Tuesday, June 26, 2007

WOW

So first off I want to thank everyone who is praying for me. I really really appreciate it and can definitely say that your prayers are helping! Since my last post I now have someone helping me 1 hour a night with lesson planning until Thursday and I have straightened some things in my head on what the purpose of this institute is. Now it is a good thing that I have this fairly straight in my head now but it doesn't necessarily mean I like the conclusion I came to. I cannot elaborate anymore.
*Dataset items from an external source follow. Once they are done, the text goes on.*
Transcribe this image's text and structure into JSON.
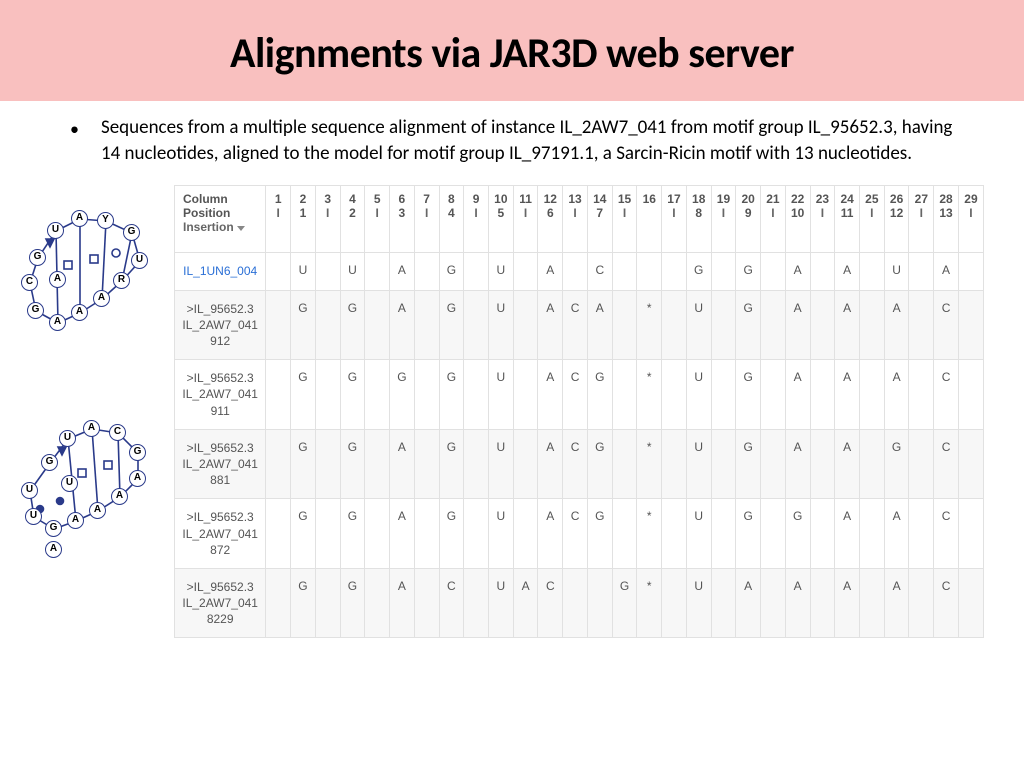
{
  "title": "Alignments via JAR3D web server",
  "bullet": "Sequences from a multiple sequence alignment of instance IL_2AW7_041 from motif group IL_95652.3, having 14 nucleotides, aligned to the model for motif group IL_97191.1, a Sarcin-Ricin motif with 13 nucleotides.",
  "table": {
    "header_labels": {
      "column": "Column",
      "position": "Position",
      "insertion": "Insertion"
    },
    "columns": [
      {
        "col": "1",
        "pos": "",
        "ins": "I"
      },
      {
        "col": "2",
        "pos": "1",
        "ins": ""
      },
      {
        "col": "3",
        "pos": "",
        "ins": "I"
      },
      {
        "col": "4",
        "pos": "2",
        "ins": ""
      },
      {
        "col": "5",
        "pos": "",
        "ins": "I"
      },
      {
        "col": "6",
        "pos": "3",
        "ins": ""
      },
      {
        "col": "7",
        "pos": "",
        "ins": "I"
      },
      {
        "col": "8",
        "pos": "4",
        "ins": ""
      },
      {
        "col": "9",
        "pos": "",
        "ins": "I"
      },
      {
        "col": "10",
        "pos": "5",
        "ins": ""
      },
      {
        "col": "11",
        "pos": "",
        "ins": "I"
      },
      {
        "col": "12",
        "pos": "6",
        "ins": ""
      },
      {
        "col": "13",
        "pos": "",
        "ins": "I"
      },
      {
        "col": "14",
        "pos": "7",
        "ins": ""
      },
      {
        "col": "15",
        "pos": "",
        "ins": "I"
      },
      {
        "col": "16",
        "pos": "",
        "ins": ""
      },
      {
        "col": "17",
        "pos": "",
        "ins": "I"
      },
      {
        "col": "18",
        "pos": "8",
        "ins": ""
      },
      {
        "col": "19",
        "pos": "",
        "ins": "I"
      },
      {
        "col": "20",
        "pos": "9",
        "ins": ""
      },
      {
        "col": "21",
        "pos": "",
        "ins": "I"
      },
      {
        "col": "22",
        "pos": "10",
        "ins": ""
      },
      {
        "col": "23",
        "pos": "",
        "ins": "I"
      },
      {
        "col": "24",
        "pos": "11",
        "ins": ""
      },
      {
        "col": "25",
        "pos": "",
        "ins": "I"
      },
      {
        "col": "26",
        "pos": "12",
        "ins": ""
      },
      {
        "col": "27",
        "pos": "",
        "ins": "I"
      },
      {
        "col": "28",
        "pos": "13",
        "ins": ""
      },
      {
        "col": "29",
        "pos": "",
        "ins": "I"
      }
    ],
    "rows": [
      {
        "label": "IL_1UN6_004",
        "link": true,
        "cells": [
          "",
          "U",
          "",
          "U",
          "",
          "A",
          "",
          "G",
          "",
          "U",
          "",
          "A",
          "",
          "C",
          "",
          "",
          "",
          "G",
          "",
          "G",
          "",
          "A",
          "",
          "A",
          "",
          "U",
          "",
          "A",
          ""
        ]
      },
      {
        "label": ">IL_95652.3 IL_2AW7_041 912",
        "link": false,
        "cells": [
          "",
          "G",
          "",
          "G",
          "",
          "A",
          "",
          "G",
          "",
          "U",
          "",
          "A",
          "C",
          "A",
          "",
          "*",
          "",
          "U",
          "",
          "G",
          "",
          "A",
          "",
          "A",
          "",
          "A",
          "",
          "C",
          ""
        ]
      },
      {
        "label": ">IL_95652.3 IL_2AW7_041 911",
        "link": false,
        "cells": [
          "",
          "G",
          "",
          "G",
          "",
          "G",
          "",
          "G",
          "",
          "U",
          "",
          "A",
          "C",
          "G",
          "",
          "*",
          "",
          "U",
          "",
          "G",
          "",
          "A",
          "",
          "A",
          "",
          "A",
          "",
          "C",
          ""
        ]
      },
      {
        "label": ">IL_95652.3 IL_2AW7_041 881",
        "link": false,
        "cells": [
          "",
          "G",
          "",
          "G",
          "",
          "A",
          "",
          "G",
          "",
          "U",
          "",
          "A",
          "C",
          "G",
          "",
          "*",
          "",
          "U",
          "",
          "G",
          "",
          "A",
          "",
          "A",
          "",
          "G",
          "",
          "C",
          ""
        ]
      },
      {
        "label": ">IL_95652.3 IL_2AW7_041 872",
        "link": false,
        "cells": [
          "",
          "G",
          "",
          "G",
          "",
          "A",
          "",
          "G",
          "",
          "U",
          "",
          "A",
          "C",
          "G",
          "",
          "*",
          "",
          "U",
          "",
          "G",
          "",
          "G",
          "",
          "A",
          "",
          "A",
          "",
          "C",
          ""
        ]
      },
      {
        "label": ">IL_95652.3 IL_2AW7_041 8229",
        "link": false,
        "cells": [
          "",
          "G",
          "",
          "G",
          "",
          "A",
          "",
          "C",
          "",
          "U",
          "A",
          "C",
          "",
          "",
          "G",
          "*",
          "",
          "U",
          "",
          "A",
          "",
          "A",
          "",
          "A",
          "",
          "A",
          "",
          "C",
          ""
        ]
      }
    ]
  },
  "motif1_nodes": [
    "G",
    "U",
    "A",
    "Y",
    "G",
    "U",
    "R",
    "A",
    "A",
    "A",
    "A",
    "G",
    "C"
  ],
  "motif2_nodes": [
    "G",
    "U",
    "A",
    "C",
    "G",
    "A",
    "A",
    "A",
    "A",
    "G",
    "U",
    "U",
    "U",
    "A"
  ]
}
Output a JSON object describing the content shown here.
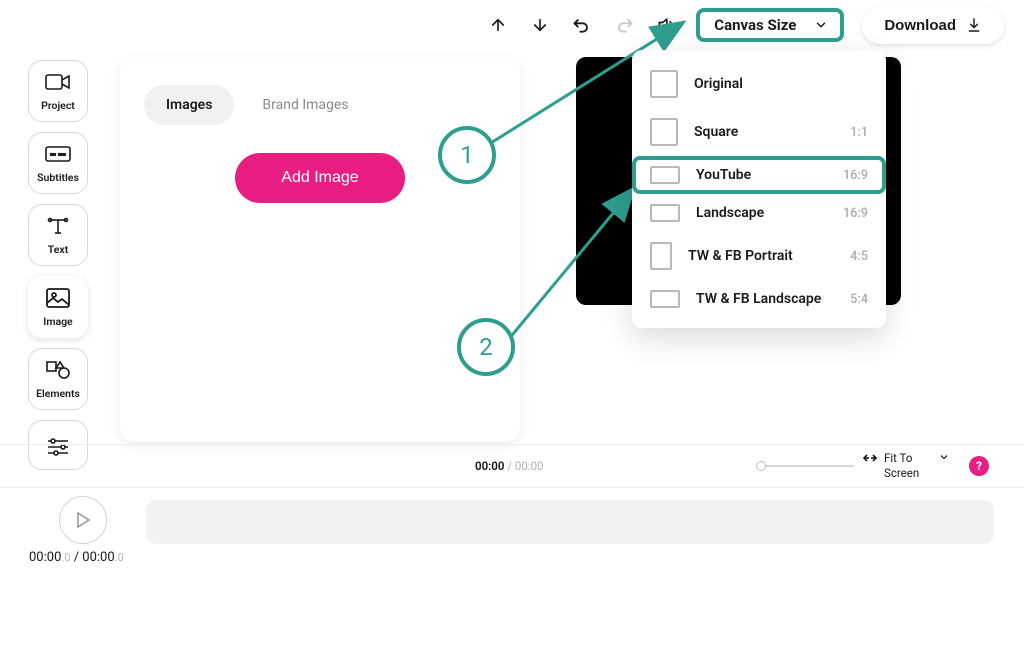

So this past weekend I was freaking out so much over what I was supposed to teach, how I was supposed to teach it, and how I could take some control of my class with assertiveness. I went to church yesterday evening and at Sunday school the message from God was so loud and clear to me. He was asking me if I wanted to live my life on faith or fear. I had been living in fear all weekend thinking about going back to school on Monday not sure of what I was going to say or how I was going to say it. Well I prayed about everything and asked God to help me put my faith completely in him. I had pretty much continually been doing this the whole weekend and I was doubting whether I could actually do it. My biggest fear was going in to my classroom and trying to get 24 kids to stay quiet and raise their hands when they wanted to talk. I feared that I would get all this backlash and I wouldnt know how to respond and I would just give in. Well today right before my class I told God "Here we go" and sure enough at the beginning of class I started my lecture on how we were going to start raising out hands in class or I was going to hand out consequences. I stood firm and held one student after class. I think I made a big step today in my teaching career. I learned that I can be assertive and that the students WILL listen to me.

I am feeling much of my anxieties lifted off my shoulders and it is amazing. I am in love with my God. Its neat! Oh by the way I have a place to live after institute. A friend from church has an extra bedroom. I am very blessed to have known people down here already! I miss you all and hope to talk to you sometime in the near future. AKA after July 14th.

Peace
MO

3 comments:

EH said...

Your title for this post rhymes with the title of your last post. I think you should make it a theme...

Also, I am glad that class is going better. You show those kids who's boss. :)

Unknown said...

Maybe you can hand out cheese as a reward for good behavior/study habits?

Glad to hear things are going better :)

Danielle said...

I am SO excited to hear how much has changed since last Sunday for your classroom! God is good and I am so pumped to know that some of your anxieties have been lifted!